GENERATION MECHANISMS AND SYNAPTIC GAINS FOR ABNORMAL BETA OSCILLATIONS IN THE BASAL GANGLIA

The network formed by the basal ganglia (BG), thalamus and cortex is critical for voluntary movement and movement disorders like Parkinson’s disease (PD). Neuronal activity in PD patients and animal models display exaggerated oscillatory synchronization in beta frequencies (12-30 Hz). Theoretical studies have proposed several potential mechanisms for the generation of abnormal beta oscillations. However, specific features such as frequency and power distribution across BG nuclei vary between patients and different animal models (rodents and non-human primates), making it difficult to confront theoretical models with experimental data and questioning whether the generation mechanism may differ across species.

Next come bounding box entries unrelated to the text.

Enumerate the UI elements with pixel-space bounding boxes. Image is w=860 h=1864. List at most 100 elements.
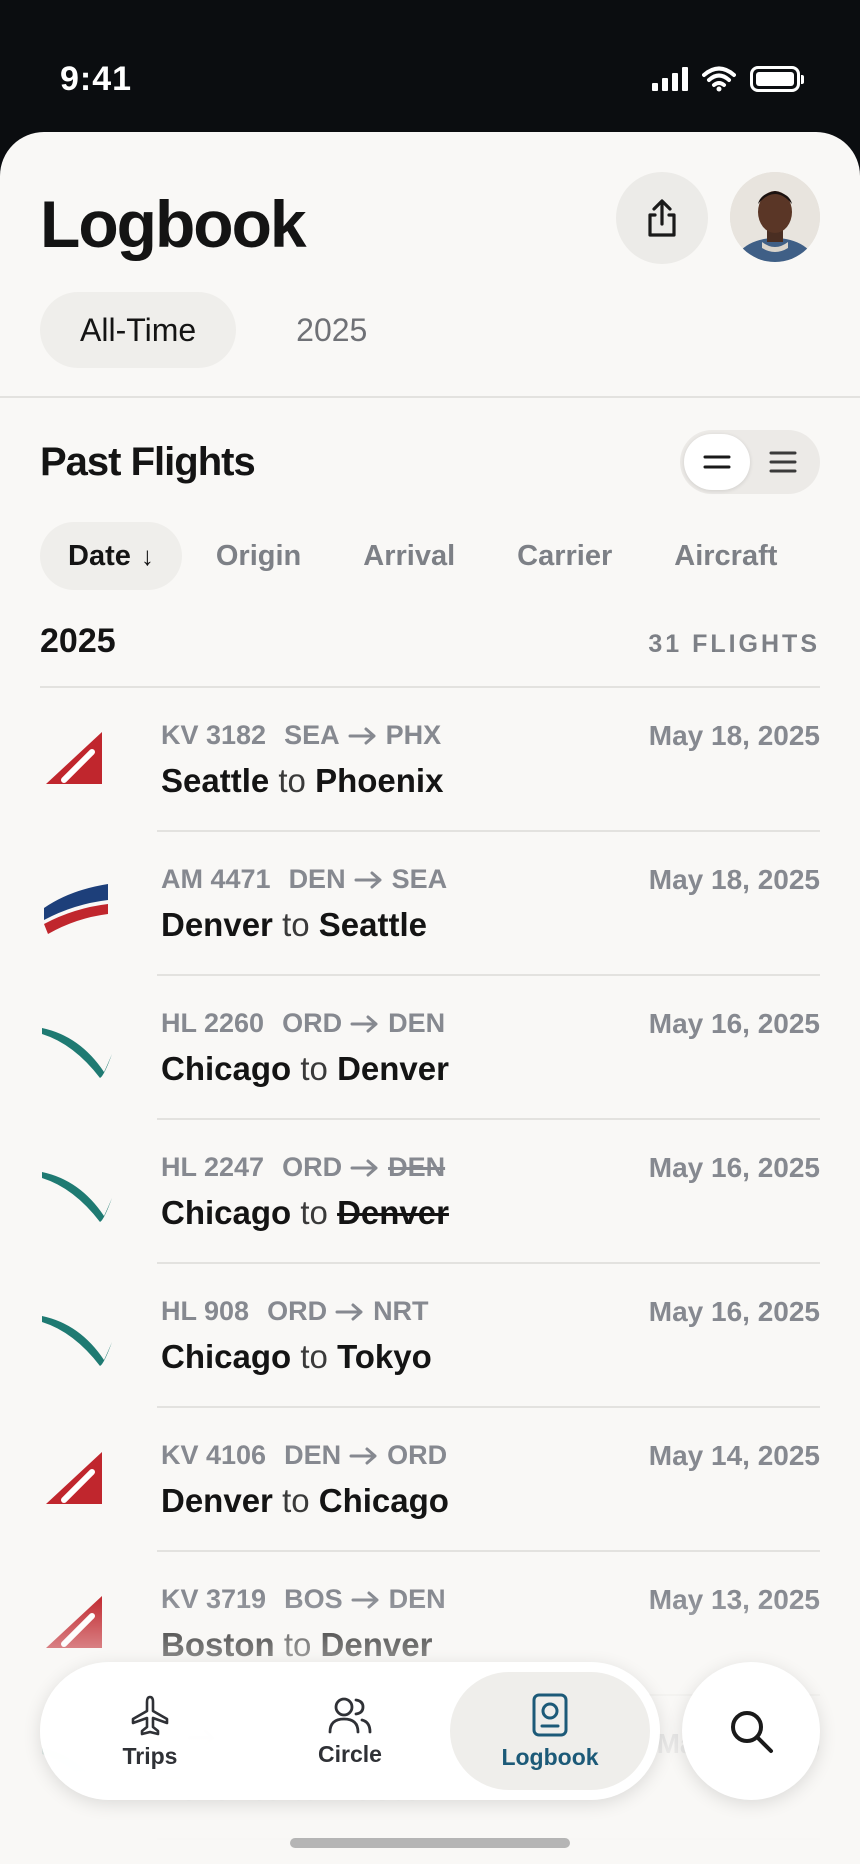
- segment-all-time[interactable]: All-Time: [40, 292, 237, 368]
- flight-meta: HL 2247 ORD DEN: [161, 1152, 445, 1183]
- tab-trips-label: Trips: [122, 1742, 178, 1769]
- flight-code: AM 4471: [161, 864, 271, 894]
- teal-swoosh-logo-icon: [40, 1158, 116, 1228]
- destination-city: Denver: [337, 1050, 449, 1087]
- sort-aircraft-chip[interactable]: Aircraft: [646, 522, 805, 590]
- flight-row[interactable]: HL 908 ORD NRT Chicago to Tokyo May 16, …: [0, 1264, 860, 1408]
- origin-city: Chicago: [161, 1338, 292, 1375]
- destination-code: ORD: [387, 1440, 448, 1470]
- destination-code: PHX: [385, 720, 442, 750]
- connector-word: to: [282, 1482, 310, 1519]
- connector-word: to: [300, 1050, 328, 1087]
- status-time: 9:41: [60, 60, 133, 98]
- arrow-down-icon: ↓: [140, 540, 154, 571]
- flight-row[interactable]: HL 2260 ORD DEN Chicago to Denver May 16…: [0, 976, 860, 1120]
- flight-code: KV 4106: [161, 1440, 267, 1470]
- flight-date: May 16, 2025: [648, 1008, 820, 1039]
- destination-city: Tokyo: [337, 1338, 432, 1375]
- avatar[interactable]: [730, 172, 820, 262]
- wifi-icon: [702, 66, 736, 92]
- destination-city: Chicago: [318, 1482, 449, 1519]
- flight-code: HL 2260: [161, 1008, 265, 1038]
- year-group-label: 2025: [40, 622, 116, 660]
- destination-city: Phoenix: [315, 762, 444, 799]
- sort-date-chip[interactable]: Date ↓: [40, 522, 182, 590]
- route-codes: DEN SEA: [289, 864, 448, 895]
- search-icon: [731, 1711, 773, 1753]
- status-bar: 9:41: [0, 0, 860, 132]
- user-avatar-image: [730, 172, 820, 262]
- route-codes: ORD DEN: [282, 1152, 445, 1183]
- connector-word: to: [300, 1194, 328, 1231]
- status-icons: [652, 66, 804, 92]
- origin-city: Chicago: [161, 1050, 292, 1087]
- flight-cities: Denver to Seattle: [161, 906, 427, 944]
- flight-date: May 14, 2025: [648, 1440, 820, 1471]
- flight-meta: KV 3182 SEA PHX: [161, 720, 441, 751]
- tab-bar: Trips Circle Logbook: [40, 1662, 660, 1800]
- time-range-segmented-control: All-Time 2025: [40, 292, 407, 368]
- arrow-right-icon: [348, 727, 376, 744]
- tab-logbook[interactable]: Logbook: [450, 1672, 650, 1790]
- people-icon: [328, 1697, 372, 1733]
- battery-icon: [750, 66, 804, 92]
- three-lines-icon: [769, 451, 797, 473]
- red-wing-logo-icon: [40, 1446, 116, 1516]
- tab-logbook-label: Logbook: [501, 1743, 599, 1770]
- logbook-sheet: Logbook All-Time 2025 Past Flights Date …: [0, 132, 860, 1864]
- teal-swoosh-logo-icon: [40, 1302, 116, 1372]
- sort-origin-chip[interactable]: Origin: [188, 522, 329, 590]
- origin-city: Denver: [161, 1482, 273, 1519]
- flight-meta: AM 4471 DEN SEA: [161, 864, 447, 895]
- flight-date: May 16, 2025: [648, 1152, 820, 1183]
- tab-trips[interactable]: Trips: [50, 1672, 250, 1790]
- route-codes: ORD DEN: [282, 1008, 445, 1039]
- origin-city: Chicago: [161, 1194, 292, 1231]
- tab-circle[interactable]: Circle: [250, 1672, 450, 1790]
- origin-city: Seattle: [161, 762, 270, 799]
- route-codes: ORD NRT: [267, 1296, 429, 1327]
- destination-city: Seattle: [318, 906, 427, 943]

We first use a model of the BG-thalamo-cortical network to evaluate the properties of oscillatory dynamics generated by each putative mechanism. The frequencies and coherence pattern of oscillations generated by one or several negative-feedback loops are derived in two different versions of the model with species-specific anatomical and physiological parameters, relying on rodent or primate data. These oscillatory properties can be compared with experimental observations.
Then, we aim to better constrain the model, in particular the synaptic gains between BG populations, relying on experiments combining electrophysiology and optogenetics. We compare responses of striatal, subthalamic and pallidal populations recorded during controlled activation of STN and striatal D2 neurons to the responses expected in the BG model. Using simulation-based inference, we determine the most likely set of synaptic gains in the network that best reproduce the experimental recordings.
Our results will improve the understanding of the mechanisms underlying beta activity in the BG-thalamo-cortical network.